Blended finance is not yet happening at anywhere near the necessary scale. A report from Convergence on the state of climate-oriented blended finance notes that flows fell to about $2 billion in 2022, down from $7 billion per year during the prior decade. But several big projects (many pursuing the development of low-carbon hydrogen) were announced in 2022, and global leaders are pushing for development finance institutions to do much more.
So far, most of the private capital in blended finance funds has come from commercial banks that have expertise in lending into complex structures. However, others understand both the need and the opportunity to greatly expand the climate investment landscape. Some asset owners are participating in climate funds such as Climate Investor One and Climate Investor Two, both of which are sponsored by Climate Fund Managers and whose backers include the European Union. Asset owners Temasek and CDPQ are partnering with commercial banks (HSBC and Mitsubishi UFJ Financial Group, respectively) on infrastructure investment programs. And in September 2022, the UN-convened Net-Zero Asset Owner Alliance published recommendations for policymakers on how to scale blended finance.
While climate-oriented blended finance investments are still too scarce and too bespoke, asset owners that are able to participate in their development will benefit as this important new private-market investment category opens up.

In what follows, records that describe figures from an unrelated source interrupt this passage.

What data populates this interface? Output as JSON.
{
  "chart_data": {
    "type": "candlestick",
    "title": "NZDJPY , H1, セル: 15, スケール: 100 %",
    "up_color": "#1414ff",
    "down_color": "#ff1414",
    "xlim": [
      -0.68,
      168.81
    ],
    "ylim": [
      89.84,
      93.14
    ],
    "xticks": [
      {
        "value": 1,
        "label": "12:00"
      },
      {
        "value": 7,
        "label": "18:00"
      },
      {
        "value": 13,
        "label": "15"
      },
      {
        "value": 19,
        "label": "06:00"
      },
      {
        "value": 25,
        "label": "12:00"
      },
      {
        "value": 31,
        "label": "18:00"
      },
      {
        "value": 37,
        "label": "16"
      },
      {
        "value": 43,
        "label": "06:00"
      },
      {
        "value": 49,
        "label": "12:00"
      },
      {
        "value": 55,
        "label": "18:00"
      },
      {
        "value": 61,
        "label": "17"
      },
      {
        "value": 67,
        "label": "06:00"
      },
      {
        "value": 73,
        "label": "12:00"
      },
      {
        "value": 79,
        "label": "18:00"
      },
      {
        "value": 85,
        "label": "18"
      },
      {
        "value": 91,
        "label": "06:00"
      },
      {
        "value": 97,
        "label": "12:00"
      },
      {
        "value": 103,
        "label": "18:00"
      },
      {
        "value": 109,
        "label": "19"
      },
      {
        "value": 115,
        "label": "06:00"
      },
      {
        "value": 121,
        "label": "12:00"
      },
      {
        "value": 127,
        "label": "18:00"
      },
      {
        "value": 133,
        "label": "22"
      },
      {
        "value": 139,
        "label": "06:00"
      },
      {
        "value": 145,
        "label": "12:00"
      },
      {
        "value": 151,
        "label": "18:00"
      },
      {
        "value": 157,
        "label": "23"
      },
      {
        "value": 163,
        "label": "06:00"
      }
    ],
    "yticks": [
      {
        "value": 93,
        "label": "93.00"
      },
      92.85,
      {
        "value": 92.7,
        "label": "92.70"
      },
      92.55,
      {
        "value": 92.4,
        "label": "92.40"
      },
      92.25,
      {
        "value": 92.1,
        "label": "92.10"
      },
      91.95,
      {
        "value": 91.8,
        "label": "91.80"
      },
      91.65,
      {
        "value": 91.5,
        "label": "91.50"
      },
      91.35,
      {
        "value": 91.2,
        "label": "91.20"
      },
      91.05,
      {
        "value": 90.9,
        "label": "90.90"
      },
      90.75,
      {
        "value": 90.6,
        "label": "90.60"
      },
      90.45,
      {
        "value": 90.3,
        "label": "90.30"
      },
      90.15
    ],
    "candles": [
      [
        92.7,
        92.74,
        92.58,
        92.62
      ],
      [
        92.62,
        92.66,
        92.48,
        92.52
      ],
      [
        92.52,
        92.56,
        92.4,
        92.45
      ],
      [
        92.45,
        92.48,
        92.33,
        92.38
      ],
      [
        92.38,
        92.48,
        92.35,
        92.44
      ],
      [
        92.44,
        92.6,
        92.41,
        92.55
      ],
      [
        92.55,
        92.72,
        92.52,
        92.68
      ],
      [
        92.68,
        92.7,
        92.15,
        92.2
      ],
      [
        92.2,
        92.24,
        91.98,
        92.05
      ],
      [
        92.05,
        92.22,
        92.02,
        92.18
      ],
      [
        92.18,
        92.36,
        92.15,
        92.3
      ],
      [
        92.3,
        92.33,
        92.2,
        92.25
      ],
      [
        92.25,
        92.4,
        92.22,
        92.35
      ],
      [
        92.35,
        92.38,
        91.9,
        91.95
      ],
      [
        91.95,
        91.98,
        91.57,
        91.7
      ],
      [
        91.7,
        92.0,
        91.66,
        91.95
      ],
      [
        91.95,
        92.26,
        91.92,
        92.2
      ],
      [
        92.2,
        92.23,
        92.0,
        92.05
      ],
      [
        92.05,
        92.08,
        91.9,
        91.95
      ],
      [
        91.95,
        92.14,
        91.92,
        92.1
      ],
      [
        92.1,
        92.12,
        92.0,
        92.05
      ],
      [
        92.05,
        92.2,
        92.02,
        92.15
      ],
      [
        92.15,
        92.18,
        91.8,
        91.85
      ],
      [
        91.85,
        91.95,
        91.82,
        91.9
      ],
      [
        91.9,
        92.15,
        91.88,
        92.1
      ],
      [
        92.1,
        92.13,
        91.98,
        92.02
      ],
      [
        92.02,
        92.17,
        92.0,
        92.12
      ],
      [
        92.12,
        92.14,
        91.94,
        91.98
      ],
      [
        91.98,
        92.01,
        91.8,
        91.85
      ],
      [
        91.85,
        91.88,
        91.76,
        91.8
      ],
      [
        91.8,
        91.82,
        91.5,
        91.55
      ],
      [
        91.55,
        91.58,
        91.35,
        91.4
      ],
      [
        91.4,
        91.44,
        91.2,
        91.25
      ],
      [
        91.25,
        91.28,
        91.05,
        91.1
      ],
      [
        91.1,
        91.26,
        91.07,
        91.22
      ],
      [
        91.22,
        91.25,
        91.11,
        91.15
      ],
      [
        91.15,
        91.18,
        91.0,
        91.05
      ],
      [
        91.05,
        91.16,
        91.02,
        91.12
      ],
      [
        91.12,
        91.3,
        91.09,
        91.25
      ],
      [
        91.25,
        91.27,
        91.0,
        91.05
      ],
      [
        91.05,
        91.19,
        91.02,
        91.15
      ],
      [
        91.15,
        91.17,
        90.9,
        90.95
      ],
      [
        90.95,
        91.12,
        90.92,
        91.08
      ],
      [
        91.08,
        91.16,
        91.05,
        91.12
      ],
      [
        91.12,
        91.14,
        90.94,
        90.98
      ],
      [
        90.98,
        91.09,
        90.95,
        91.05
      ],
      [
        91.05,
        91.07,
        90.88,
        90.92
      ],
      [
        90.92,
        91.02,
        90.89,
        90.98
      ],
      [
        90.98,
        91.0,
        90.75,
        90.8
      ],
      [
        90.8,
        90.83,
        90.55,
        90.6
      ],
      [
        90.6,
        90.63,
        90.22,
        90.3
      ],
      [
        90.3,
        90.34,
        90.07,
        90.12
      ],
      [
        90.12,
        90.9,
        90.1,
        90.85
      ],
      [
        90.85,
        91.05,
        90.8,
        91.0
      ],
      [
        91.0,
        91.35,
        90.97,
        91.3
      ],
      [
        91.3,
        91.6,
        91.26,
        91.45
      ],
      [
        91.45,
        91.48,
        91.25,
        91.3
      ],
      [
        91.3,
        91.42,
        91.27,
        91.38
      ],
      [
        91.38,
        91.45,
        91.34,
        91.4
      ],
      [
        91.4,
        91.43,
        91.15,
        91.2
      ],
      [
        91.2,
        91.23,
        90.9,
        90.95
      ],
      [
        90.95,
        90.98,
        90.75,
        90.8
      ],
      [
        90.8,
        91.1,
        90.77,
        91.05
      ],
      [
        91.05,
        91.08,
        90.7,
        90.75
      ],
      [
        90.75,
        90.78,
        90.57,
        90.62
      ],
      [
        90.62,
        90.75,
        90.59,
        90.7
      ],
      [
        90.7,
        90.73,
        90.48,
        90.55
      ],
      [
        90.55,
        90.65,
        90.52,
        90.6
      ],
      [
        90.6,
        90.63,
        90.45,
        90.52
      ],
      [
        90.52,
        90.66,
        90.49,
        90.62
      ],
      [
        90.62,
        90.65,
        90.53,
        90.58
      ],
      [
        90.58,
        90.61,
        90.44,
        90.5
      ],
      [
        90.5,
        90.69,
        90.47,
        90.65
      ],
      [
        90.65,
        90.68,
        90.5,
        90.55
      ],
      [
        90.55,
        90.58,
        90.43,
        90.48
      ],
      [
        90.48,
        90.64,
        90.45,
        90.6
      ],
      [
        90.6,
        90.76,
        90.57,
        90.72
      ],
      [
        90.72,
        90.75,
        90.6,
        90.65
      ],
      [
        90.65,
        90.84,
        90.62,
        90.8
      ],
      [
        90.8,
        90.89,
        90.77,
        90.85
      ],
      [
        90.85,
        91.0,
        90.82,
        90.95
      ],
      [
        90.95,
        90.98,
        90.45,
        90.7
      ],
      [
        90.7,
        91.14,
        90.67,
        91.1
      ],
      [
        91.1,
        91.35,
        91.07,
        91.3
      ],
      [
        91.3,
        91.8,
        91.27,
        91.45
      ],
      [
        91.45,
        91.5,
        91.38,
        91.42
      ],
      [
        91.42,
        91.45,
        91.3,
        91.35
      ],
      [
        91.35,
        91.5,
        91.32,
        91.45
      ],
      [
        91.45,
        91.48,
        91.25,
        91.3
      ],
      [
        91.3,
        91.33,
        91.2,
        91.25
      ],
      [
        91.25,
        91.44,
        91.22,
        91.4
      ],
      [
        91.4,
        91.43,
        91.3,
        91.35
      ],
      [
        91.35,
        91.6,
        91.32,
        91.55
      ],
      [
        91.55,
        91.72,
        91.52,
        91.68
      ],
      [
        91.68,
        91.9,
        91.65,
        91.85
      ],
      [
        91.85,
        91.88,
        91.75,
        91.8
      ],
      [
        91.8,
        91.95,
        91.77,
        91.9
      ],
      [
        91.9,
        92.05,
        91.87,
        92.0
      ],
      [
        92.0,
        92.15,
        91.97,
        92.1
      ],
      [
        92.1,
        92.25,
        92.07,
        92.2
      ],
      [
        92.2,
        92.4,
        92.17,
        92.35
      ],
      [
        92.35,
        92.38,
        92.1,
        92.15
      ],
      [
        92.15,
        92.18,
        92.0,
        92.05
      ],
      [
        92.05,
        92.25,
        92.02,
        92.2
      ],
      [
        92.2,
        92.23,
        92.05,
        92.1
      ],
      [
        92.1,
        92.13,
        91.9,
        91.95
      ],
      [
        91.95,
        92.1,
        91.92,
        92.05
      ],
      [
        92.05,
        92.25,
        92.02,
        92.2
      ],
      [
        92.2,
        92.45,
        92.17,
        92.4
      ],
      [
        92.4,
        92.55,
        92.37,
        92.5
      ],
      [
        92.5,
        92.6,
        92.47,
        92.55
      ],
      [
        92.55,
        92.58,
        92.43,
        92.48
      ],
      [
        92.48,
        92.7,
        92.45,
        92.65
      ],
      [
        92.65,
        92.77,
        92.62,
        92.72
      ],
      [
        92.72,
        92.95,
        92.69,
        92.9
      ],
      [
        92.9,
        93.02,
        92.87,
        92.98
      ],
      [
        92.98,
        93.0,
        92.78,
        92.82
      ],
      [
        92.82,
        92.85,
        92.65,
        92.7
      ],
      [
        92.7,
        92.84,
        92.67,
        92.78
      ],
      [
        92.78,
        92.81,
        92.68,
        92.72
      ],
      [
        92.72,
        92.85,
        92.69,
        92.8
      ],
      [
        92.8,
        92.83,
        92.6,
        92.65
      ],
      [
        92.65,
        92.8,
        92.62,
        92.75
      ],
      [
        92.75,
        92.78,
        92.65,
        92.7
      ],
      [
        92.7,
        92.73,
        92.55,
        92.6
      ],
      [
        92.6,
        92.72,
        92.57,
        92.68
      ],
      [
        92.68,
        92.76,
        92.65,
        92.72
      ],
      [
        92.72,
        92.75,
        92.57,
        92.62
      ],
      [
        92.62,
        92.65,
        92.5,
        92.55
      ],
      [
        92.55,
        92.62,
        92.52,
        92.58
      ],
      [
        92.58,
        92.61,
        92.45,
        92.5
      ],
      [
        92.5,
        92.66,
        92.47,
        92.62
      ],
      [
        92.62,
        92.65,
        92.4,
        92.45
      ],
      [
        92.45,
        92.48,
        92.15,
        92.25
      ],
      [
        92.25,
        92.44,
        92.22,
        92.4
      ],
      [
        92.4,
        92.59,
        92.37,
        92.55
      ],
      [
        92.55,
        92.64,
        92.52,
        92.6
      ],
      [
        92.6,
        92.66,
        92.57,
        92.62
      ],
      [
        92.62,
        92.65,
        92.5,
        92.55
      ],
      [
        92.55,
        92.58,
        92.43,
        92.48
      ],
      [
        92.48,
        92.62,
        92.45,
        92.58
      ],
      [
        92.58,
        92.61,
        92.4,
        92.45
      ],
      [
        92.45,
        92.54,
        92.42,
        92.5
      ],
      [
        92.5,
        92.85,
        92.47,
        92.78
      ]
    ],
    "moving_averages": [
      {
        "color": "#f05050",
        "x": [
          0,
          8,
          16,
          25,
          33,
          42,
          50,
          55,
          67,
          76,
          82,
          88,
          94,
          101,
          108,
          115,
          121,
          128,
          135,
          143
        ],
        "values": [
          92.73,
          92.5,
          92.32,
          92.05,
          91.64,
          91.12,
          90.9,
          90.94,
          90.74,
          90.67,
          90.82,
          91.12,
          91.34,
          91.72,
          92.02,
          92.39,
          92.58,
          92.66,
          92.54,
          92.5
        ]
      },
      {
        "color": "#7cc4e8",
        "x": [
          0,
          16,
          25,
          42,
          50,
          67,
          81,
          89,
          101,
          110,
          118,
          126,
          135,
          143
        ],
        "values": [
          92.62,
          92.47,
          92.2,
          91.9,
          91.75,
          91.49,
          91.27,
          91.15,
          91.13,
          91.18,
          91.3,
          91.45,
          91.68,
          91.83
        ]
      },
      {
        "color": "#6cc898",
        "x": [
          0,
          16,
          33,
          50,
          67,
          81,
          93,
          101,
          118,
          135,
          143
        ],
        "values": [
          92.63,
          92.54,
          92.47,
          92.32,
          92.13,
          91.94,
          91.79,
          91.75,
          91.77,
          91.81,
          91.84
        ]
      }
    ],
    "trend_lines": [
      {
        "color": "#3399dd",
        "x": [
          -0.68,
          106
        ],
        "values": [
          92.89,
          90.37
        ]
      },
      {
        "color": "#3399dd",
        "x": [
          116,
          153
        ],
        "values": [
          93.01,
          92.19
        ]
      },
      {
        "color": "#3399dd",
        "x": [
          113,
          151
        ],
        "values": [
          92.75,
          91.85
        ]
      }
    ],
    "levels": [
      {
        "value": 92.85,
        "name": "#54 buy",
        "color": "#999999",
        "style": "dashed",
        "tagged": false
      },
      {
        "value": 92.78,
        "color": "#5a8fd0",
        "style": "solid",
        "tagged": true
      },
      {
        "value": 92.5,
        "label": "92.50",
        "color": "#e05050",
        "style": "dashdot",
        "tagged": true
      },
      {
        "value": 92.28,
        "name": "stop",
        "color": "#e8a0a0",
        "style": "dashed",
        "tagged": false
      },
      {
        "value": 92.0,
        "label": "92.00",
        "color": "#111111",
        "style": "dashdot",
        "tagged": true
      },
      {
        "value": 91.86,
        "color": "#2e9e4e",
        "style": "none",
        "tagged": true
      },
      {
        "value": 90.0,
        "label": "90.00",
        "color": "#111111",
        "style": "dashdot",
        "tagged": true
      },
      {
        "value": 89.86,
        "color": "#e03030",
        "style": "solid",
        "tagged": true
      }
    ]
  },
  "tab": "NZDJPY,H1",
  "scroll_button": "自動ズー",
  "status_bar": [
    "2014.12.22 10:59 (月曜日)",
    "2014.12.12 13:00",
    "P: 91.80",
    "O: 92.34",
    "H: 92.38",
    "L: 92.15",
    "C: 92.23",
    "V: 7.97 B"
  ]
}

Prepare to provide leadership, expertise, and connections, as well as capital. Capital and technological innovation are typically not sufficient inputs to ensure the success of companies that are developing climate solutions or pursuing decarbonization. These companies are also likely to need assistance with other challenges, such as making business-to-business sales of innovative technologies, connecting with the dispersed network of experts it takes to plot a practical path to net zero—or even rethinking how their business works. For example, to repurpose assets for capturing carbon, a company that operates a midstream gas pipeline will need to change a simple business model that it has relied on for decades.
Lead investors and co-investors must be prepared to increase the level and types of nonfinancial support they can supply. Asset owners should consider companies’ nonfinancial needs when conducting due diligence and develop an understanding of the success factors in climate-focused private-market investments. All parties need to get comfortable with the degree of co-opetition in climate investments and be confident that the companies in their portfolios can take advantage of collaborations, such as the First Movers Coalition (which encourages demand for climate solutions) while still prioritizing the market-level returns that stakeholders need.

The net zero transition requires change and rethinking on the part of all companies, and asset owners are no exception. Indeed, the efforts to build momentum in climate finance can be seen partly as a process of adapting the traditional boundaries of the majority of asset owners to accommodate a new, more dynamic set of financing needs that—especially at this early stage of climate finance’s development—are best accompanied by active, hands-on management.
It’s no accident that many of the asset owners now leading the way in climate finance are also among the most active in private-market investing, the most innovative, and the most likely to take a holistic view of their portfolios as asset classes evolve. Although the majority of asset owners may not be ready to undertake everything that the biggest, best-resourced pension and sovereign wealth funds are doing, they have a chance to make a bigger impact in climate finance. In doing so, asset owners will also be preparing for their own success as the transition to net zero accelerates—as it surely must.